Sir Alexander Gore Arkwright Hore-Ruthven VC GCMG CB DSO* PC

b. 06/07/1872 Windsor, Berkshire. d. 02/05/1955 Shipton Moyne, Gloucestershire.

Alexander “Sandy” Gore Arkwright Hore-Ruthven (1872-1955) was born on 6th July 1872 at “The Hermitage”, Clewer, near Windsor, Berkshire, the son of the 8th Baron Ruthven and Lady Caroline Annesley-Gore, daughter of the 4th Earl of Arran, KP. He attended Winchester College as a boarder from 1884 to 1885, though Hore-Ruthven spent most of his early education at Eton College, where he stayed until 1888, when he was withdrawn from Eton due to eyesight problems and sent into business by his parents.

Sir Alexander G A Hore-Ruthven

He first worked in a tea merchant’s office in Glasgow and then travelled to India to work on a Tea Plantation in Assam.
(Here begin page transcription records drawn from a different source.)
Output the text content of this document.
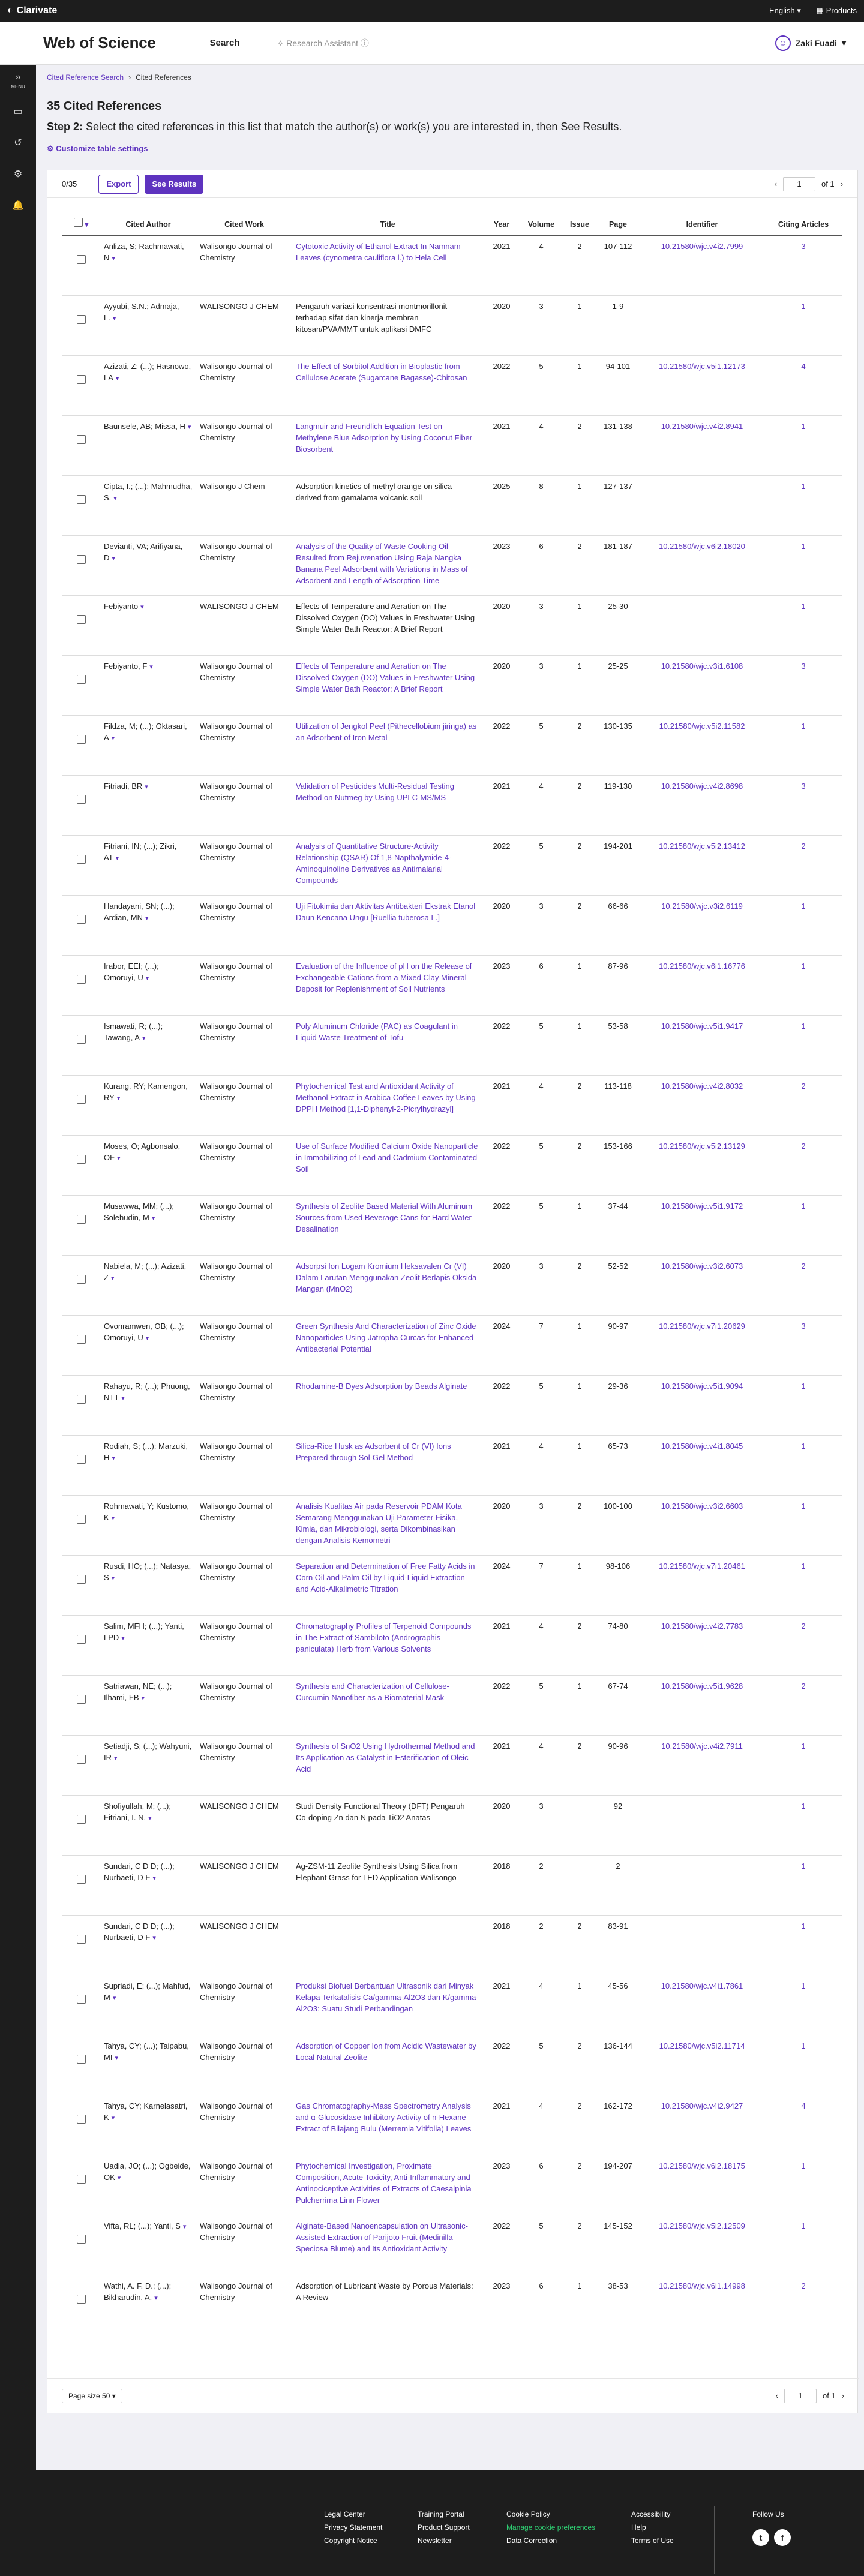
◐ Clarivate	English ▾ ▦ Products
Web of Science	Search	✧ Research Assistant ⓘ	☺	Zaki Fuadi ▾
»
MENU
▭
↺
⚙
🔔
Cited Reference Search › Cited References
35 Cited References
Step 2: Select the cited references in this list that match the author(s) or work(s) you are interested in, then See Results.
⚙ Customize table settings
0/35	Export	See Results	‹	1	of 1 ›
▾	Cited Author	Cited Work	Title	Year	Volume	Issue	Page	Identifier	Citing Articles
	Anliza, S; Rachmawati, N ▾	Walisongo Journal of Chemistry	Cytotoxic Activity of Ethanol Extract In Namnam Leaves (cynometra cauliflora l.) to Hela Cell	2021	4	2	107-112	10.21580/wjc.v4i2.7999	3
	Ayyubi, S.N.; Admaja, L. ▾	WALISONGO J CHEM	Pengaruh variasi konsentrasi montmorillonit terhadap sifat dan kinerja membran kitosan/PVA/MMT untuk aplikasi DMFC	2020	3	1	1-9		1
	Azizati, Z; (...); Hasnowo, LA ▾	Walisongo Journal of Chemistry	The Effect of Sorbitol Addition in Bioplastic from Cellulose Acetate (Sugarcane Bagasse)-Chitosan	2022	5	1	94-101	10.21580/wjc.v5i1.12173	4
	Baunsele, AB; Missa, H ▾	Walisongo Journal of Chemistry	Langmuir and Freundlich Equation Test on Methylene Blue Adsorption by Using Coconut Fiber Biosorbent	2021	4	2	131-138	10.21580/wjc.v4i2.8941	1
	Cipta, I.; (...); Mahmudha, S. ▾	Walisongo J Chem	Adsorption kinetics of methyl orange on silica derived from gamalama volcanic soil	2025	8	1	127-137		1
	Devianti, VA; Arifiyana, D ▾	Walisongo Journal of Chemistry	Analysis of the Quality of Waste Cooking Oil Resulted from Rejuvenation Using Raja Nangka Banana Peel Adsorbent with Variations in Mass of Adsorbent and Length of Adsorption Time	2023	6	2	181-187	10.21580/wjc.v6i2.18020	1
	Febiyanto ▾	WALISONGO J CHEM	Effects of Temperature and Aeration on The Dissolved Oxygen (DO) Values in Freshwater Using Simple Water Bath Reactor: A Brief Report	2020	3	1	25-30		1
	Febiyanto, F ▾	Walisongo Journal of Chemistry	Effects of Temperature and Aeration on The Dissolved Oxygen (DO) Values in Freshwater Using Simple Water Bath Reactor: A Brief Report	2020	3	1	25-25	10.21580/wjc.v3i1.6108	3
	Fildza, M; (...); Oktasari, A ▾	Walisongo Journal of Chemistry	Utilization of Jengkol Peel (Pithecellobium jiringa) as an Adsorbent of Iron Metal	2022	5	2	130-135	10.21580/wjc.v5i2.11582	1
	Fitriadi, BR ▾	Walisongo Journal of Chemistry	Validation of Pesticides Multi-Residual Testing Method on Nutmeg by Using UPLC-MS/MS	2021	4	2	119-130	10.21580/wjc.v4i2.8698	3
	Fitriani, IN; (...); Zikri, AT ▾	Walisongo Journal of Chemistry	Analysis of Quantitative Structure-Activity Relationship (QSAR) Of 1,8-Napthalymide-4-Aminoquinoline Derivatives as Antimalarial Compounds	2022	5	2	194-201	10.21580/wjc.v5i2.13412	2
	Handayani, SN; (...); Ardian, MN ▾	Walisongo Journal of Chemistry	Uji Fitokimia dan Aktivitas Antibakteri Ekstrak Etanol Daun Kencana Ungu [Ruellia tuberosa L.]	2020	3	2	66-66	10.21580/wjc.v3i2.6119	1
	Irabor, EEI; (...); Omoruyi, U ▾	Walisongo Journal of Chemistry	Evaluation of the Influence of pH on the Release of Exchangeable Cations from a Mixed Clay Mineral Deposit for Replenishment of Soil Nutrients	2023	6	1	87-96	10.21580/wjc.v6i1.16776	1
	Ismawati, R; (...); Tawang, A ▾	Walisongo Journal of Chemistry	Poly Aluminum Chloride (PAC) as Coagulant in Liquid Waste Treatment of Tofu	2022	5	1	53-58	10.21580/wjc.v5i1.9417	1
	Kurang, RY; Kamengon, RY ▾	Walisongo Journal of Chemistry	Phytochemical Test and Antioxidant Activity of Methanol Extract in Arabica Coffee Leaves by Using DPPH Method [1,1-Diphenyl-2-Picrylhydrazyl]	2021	4	2	113-118	10.21580/wjc.v4i2.8032	2
	Moses, O; Agbonsalo, OF ▾	Walisongo Journal of Chemistry	Use of Surface Modified Calcium Oxide Nanoparticle in Immobilizing of Lead and Cadmium Contaminated Soil	2022	5	2	153-166	10.21580/wjc.v5i2.13129	2
	Musawwa, MM; (...); Solehudin, M ▾	Walisongo Journal of Chemistry	Synthesis of Zeolite Based Material With Aluminum Sources from Used Beverage Cans for Hard Water Desalination	2022	5	1	37-44	10.21580/wjc.v5i1.9172	1
	Nabiela, M; (...); Azizati, Z ▾	Walisongo Journal of Chemistry	Adsorpsi Ion Logam Kromium Heksavalen Cr (VI) Dalam Larutan Menggunakan Zeolit Berlapis Oksida Mangan (MnO2)	2020	3	2	52-52	10.21580/wjc.v3i2.6073	2
	Ovonramwen, OB; (...); Omoruyi, U ▾	Walisongo Journal of Chemistry	Green Synthesis And Characterization of Zinc Oxide Nanoparticles Using Jatropha Curcas for Enhanced Antibacterial Potential	2024	7	1	90-97	10.21580/wjc.v7i1.20629	3
	Rahayu, R; (...); Phuong, NTT ▾	Walisongo Journal of Chemistry	Rhodamine-B Dyes Adsorption by Beads Alginate	2022	5	1	29-36	10.21580/wjc.v5i1.9094	1
	Rodiah, S; (...); Marzuki, H ▾	Walisongo Journal of Chemistry	Silica-Rice Husk as Adsorbent of Cr (VI) Ions Prepared through Sol-Gel Method	2021	4	1	65-73	10.21580/wjc.v4i1.8045	1
	Rohmawati, Y; Kustomo, K ▾	Walisongo Journal of Chemistry	Analisis Kualitas Air pada Reservoir PDAM Kota Semarang Menggunakan Uji Parameter Fisika, Kimia, dan Mikrobiologi, serta Dikombinasikan dengan Analisis Kemometri	2020	3	2	100-100	10.21580/wjc.v3i2.6603	1
	Rusdi, HO; (...); Natasya, S ▾	Walisongo Journal of Chemistry	Separation and Determination of Free Fatty Acids in Corn Oil and Palm Oil by Liquid-Liquid Extraction and Acid-Alkalimetric Titration	2024	7	1	98-106	10.21580/wjc.v7i1.20461	1
	Salim, MFH; (...); Yanti, LPD ▾	Walisongo Journal of Chemistry	Chromatography Profiles of Terpenoid Compounds in The Extract of Sambiloto (Andrographis paniculata) Herb from Various Solvents	2021	4	2	74-80	10.21580/wjc.v4i2.7783	2
	Satriawan, NE; (...); Ilhami, FB ▾	Walisongo Journal of Chemistry	Synthesis and Characterization of Cellulose-Curcumin Nanofiber as a Biomaterial Mask	2022	5	1	67-74	10.21580/wjc.v5i1.9628	2
	Setiadji, S; (...); Wahyuni, IR ▾	Walisongo Journal of Chemistry	Synthesis of SnO2 Using Hydrothermal Method and Its Application as Catalyst in Esterification of Oleic Acid	2021	4	2	90-96	10.21580/wjc.v4i2.7911	1
	Shofiyullah, M; (...); Fitriani, I. N. ▾	WALISONGO J CHEM	Studi Density Functional Theory (DFT) Pengaruh Co-doping Zn dan N pada TiO2 Anatas	2020	3		92		1
	Sundari, C D D; (...); Nurbaeti, D F ▾	WALISONGO J CHEM	Ag-ZSM-11 Zeolite Synthesis Using Silica from Elephant Grass for LED Application Walisongo	2018	2		2		1
	Sundari, C D D; (...); Nurbaeti, D F ▾	WALISONGO J CHEM		2018	2	2	83-91		1
	Supriadi, E; (...); Mahfud, M ▾	Walisongo Journal of Chemistry	Produksi Biofuel Berbantuan Ultrasonik dari Minyak Kelapa Terkatalisis Ca/gamma-Al2O3 dan K/gamma-Al2O3: Suatu Studi Perbandingan	2021	4	1	45-56	10.21580/wjc.v4i1.7861	1
	Tahya, CY; (...); Taipabu, MI ▾	Walisongo Journal of Chemistry	Adsorption of Copper Ion from Acidic Wastewater by Local Natural Zeolite	2022	5	2	136-144	10.21580/wjc.v5i2.11714	1
	Tahya, CY; Karnelasatri, K ▾	Walisongo Journal of Chemistry	Gas Chromatography-Mass Spectrometry Analysis and α-Glucosidase Inhibitory Activity of n-Hexane Extract of Bilajang Bulu (Merremia Vitifolia) Leaves	2021	4	2	162-172	10.21580/wjc.v4i2.9427	4
	Uadia, JO; (...); Ogbeide, OK ▾	Walisongo Journal of Chemistry	Phytochemical Investigation, Proximate Composition, Acute Toxicity, Anti-Inflammatory and Antinociceptive Activities of Extracts of Caesalpinia Pulcherrima Linn Flower	2023	6	2	194-207	10.21580/wjc.v6i2.18175	1
	Vifta, RL; (...); Yanti, S ▾	Walisongo Journal of Chemistry	Alginate-Based Nanoencapsulation on Ultrasonic-Assisted Extraction of Parijoto Fruit (Medinilla Speciosa Blume) and Its Antioxidant Activity	2022	5	2	145-152	10.21580/wjc.v5i2.12509	1
	Wathi, A. F. D.; (...); Bikharudin, A. ▾	Walisongo Journal of Chemistry	Adsorption of Lubricant Waste by Porous Materials: A Review	2023	6	1	38-53	10.21580/wjc.v6i1.14998	2
Page size 50 ▾	‹	1	of 1 ›
Legal Center
Privacy Statement
Copyright Notice
Training Portal
Product Support
Newsletter
Cookie Policy
Manage cookie preferences
Data Correction
Accessibility
Help
Terms of Use
Follow Us
t	f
Hore-Ruthven, however, soon succumbed to malaria and he returned to England in 1892. He then joined the army and later the Militia in 1892. After training at the United Services College he was posted as an officer into the 3rd Battalion of the Highland Light Infantry. He fought in the Sudan Campaign in 1898, where he was mentioned in despatches.

He commanded the Camel Corps Detachment at the Battle of Gedarif, and subsequent operations in the Sudan in 1899, including the final defeat of the Khalifa, and became the first Militia Officer to be awarded the Victoria Cross (gazetted 26th February 1899).

On 22nd September 1898 at Gedarif, Hore-Ruthven saw an Egyptian officer lying wounded within 50 yards of the advancing Dervishes, who were firing and charging. He picked up the wounded officer and carried him towards the 16th Egyptian Battalion; he had to drop his burden several times in order to fire upon the Dervishes and check their advance, but his action undoubtedly saved the officer’s life.

He received his VC on 11th May 1899 at Windsor Castle from Queen Victoria. In December 1900, he was promoted to Lieutenant in the Cameron Highlanders. From 1903 to 1904, he was a Special Service Officer in Somaliland, being present at the action of Jidballi (Medal with two clasps). From 1905-1908, he became Military Secretary and Aide-de-Camp to the Viceroy of Ireland, Lord Dudley. He was then promoted into the 1st Dragoons as Captain on 11th April 1908, and on 1st June, he married Zara, daughter of John Pollock from County Galway, Ireland. They had a son, Alexander Hardinge Patrick, born in 1912. Sadly, a second son died in infancy.

In July 1908, less than a month after getting married, Hore-Ruthven followed Lord Dudley as his Military Secretary when he became Governor-General of Australia. He held the appointment until 1910. He returned to military service in India and was promoted to Brigade Major, and then Major in the Welsh Guards, shortly after the outbreak of the Great War.

During World War I, he served in France and at Gallipoli, where he was severely wounded, awarded the Distinguished Service Order (1916) and Bar (1919), and Mentioned in Despatches five times. He was also appointed a Commander of the Order of St Michael and St George (CMG) on 8 March 1918. He finished the war as a brigadier-general, was created a Companion of the Order of the Bath (CB) in 1919 and commanded British forces in Germany between 1919 and 1920.

After this he held various Army staff positions until 1928, when he was knighted as a Knight Commander of the Order of St Michael and St George (KCMG, 24th January 1928) and appointed Governor of South Australia. He became Governor General of Australia in 1936 and held office until 1945. He retired from public life and returned to England, where he lived his later years in Gloucestershire. He died on 2nd May 1955 at his home in Shipton Moyne, near Tetbury, Gloucestershire. He was buried in the churchyard of St John the Baptist in Shipton Moyne. His medals are held by the Ashcroft Trust and displayed in the Imperial War Museum.